Kali ini Bolsonaro bahkan dengan ringan menyebut kematian yang terjadi merupakan takdir setiap orang. "Saya sangat menyesali semua kematian yang ada, namun mati adalah takdir setiap orang," kata Bolsonaro, seperti dikutip dari Fox News, Senin (8/6).


Perihal penanganan pandemi COVID-19 di negara terbesar Amerika Selatan itu memang terus menjadi sorotan banyak pihak. Media lokal, Folha de S Paulo bahkan menyebut virus Corona saat ini sudah di tahap dapat membunuh setiap warga Brasil per menitnya. "Selama Anda membaca berita ini, seorang warga Brasil dilaporkan meninggal akibat virus Corona," imbuh media tersebut, seperti dikutip oleh Reuters.

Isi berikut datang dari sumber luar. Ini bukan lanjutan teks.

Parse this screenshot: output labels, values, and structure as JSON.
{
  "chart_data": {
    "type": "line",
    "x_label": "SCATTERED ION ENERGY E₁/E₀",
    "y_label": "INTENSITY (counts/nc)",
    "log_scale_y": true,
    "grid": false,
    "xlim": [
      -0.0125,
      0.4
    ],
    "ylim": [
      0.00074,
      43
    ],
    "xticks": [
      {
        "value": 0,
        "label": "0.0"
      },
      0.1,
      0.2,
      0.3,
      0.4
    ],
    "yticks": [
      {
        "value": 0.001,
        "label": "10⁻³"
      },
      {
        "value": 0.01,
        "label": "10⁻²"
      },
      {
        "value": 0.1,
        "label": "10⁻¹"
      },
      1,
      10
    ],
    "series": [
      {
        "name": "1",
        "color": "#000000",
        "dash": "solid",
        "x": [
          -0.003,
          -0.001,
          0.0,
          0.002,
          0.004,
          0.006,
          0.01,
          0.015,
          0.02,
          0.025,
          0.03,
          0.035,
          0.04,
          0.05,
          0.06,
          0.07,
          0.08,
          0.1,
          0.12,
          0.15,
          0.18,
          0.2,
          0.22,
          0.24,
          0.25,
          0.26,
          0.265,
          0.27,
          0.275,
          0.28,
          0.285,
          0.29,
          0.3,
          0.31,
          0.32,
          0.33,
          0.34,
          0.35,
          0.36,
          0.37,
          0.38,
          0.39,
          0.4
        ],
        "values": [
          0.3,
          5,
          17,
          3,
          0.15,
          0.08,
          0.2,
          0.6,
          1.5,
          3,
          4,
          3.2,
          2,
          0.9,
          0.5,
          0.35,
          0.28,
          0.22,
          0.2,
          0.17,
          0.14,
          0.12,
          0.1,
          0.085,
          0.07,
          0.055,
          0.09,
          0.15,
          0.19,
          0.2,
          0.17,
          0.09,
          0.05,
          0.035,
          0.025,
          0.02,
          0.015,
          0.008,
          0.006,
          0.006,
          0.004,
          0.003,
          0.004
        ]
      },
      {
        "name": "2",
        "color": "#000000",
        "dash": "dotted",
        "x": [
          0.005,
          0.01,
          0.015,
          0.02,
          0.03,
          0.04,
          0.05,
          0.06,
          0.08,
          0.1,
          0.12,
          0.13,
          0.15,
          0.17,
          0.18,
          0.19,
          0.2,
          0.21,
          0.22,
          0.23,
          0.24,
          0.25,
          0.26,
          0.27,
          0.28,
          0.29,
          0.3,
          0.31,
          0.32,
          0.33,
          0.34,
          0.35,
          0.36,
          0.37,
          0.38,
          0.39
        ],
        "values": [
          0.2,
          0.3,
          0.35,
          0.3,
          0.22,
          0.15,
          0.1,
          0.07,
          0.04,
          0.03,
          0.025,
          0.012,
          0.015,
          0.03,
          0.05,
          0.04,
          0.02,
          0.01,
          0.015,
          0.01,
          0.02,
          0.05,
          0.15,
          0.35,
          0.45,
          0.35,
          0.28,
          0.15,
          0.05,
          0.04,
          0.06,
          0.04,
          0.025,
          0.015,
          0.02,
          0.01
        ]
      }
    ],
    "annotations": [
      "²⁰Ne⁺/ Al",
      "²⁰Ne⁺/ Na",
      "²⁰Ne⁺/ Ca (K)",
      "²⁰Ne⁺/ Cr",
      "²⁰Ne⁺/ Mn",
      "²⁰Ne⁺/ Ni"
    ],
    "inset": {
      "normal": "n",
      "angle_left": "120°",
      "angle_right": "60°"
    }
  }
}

Bolsonaro sendiri selama ini menentang segala bentuk upaya lockdown. Bahkan ia tak segan turun ke jalan, mengikuti aksi protes bersama para pendukungnya, dan mendesak agar parlemen membatalkan rencana lockdown serta membuka kembali perekonomian Brasil.

Dan ungkapan kontroversial semacam ini bukanlah yang pertama kali disampaikan Bolsonaro selama ia menjabat sebagai presiden di tengah pandemi Corona. Pada akhir April 2020 lalu Bolsonaro juga mengungkapkan jawaban "enteng" yang berbuah kecaman keras untuknya. Seperti saat ini, kala itu Bolsonaro juga ditanya soal angka kematian yang tinggi di negaranya.

"Terus kenapa?" ujar Bolsonaro, Kamis (30/4). "Maaf, tapi Anda berharap saya melakukan apa?"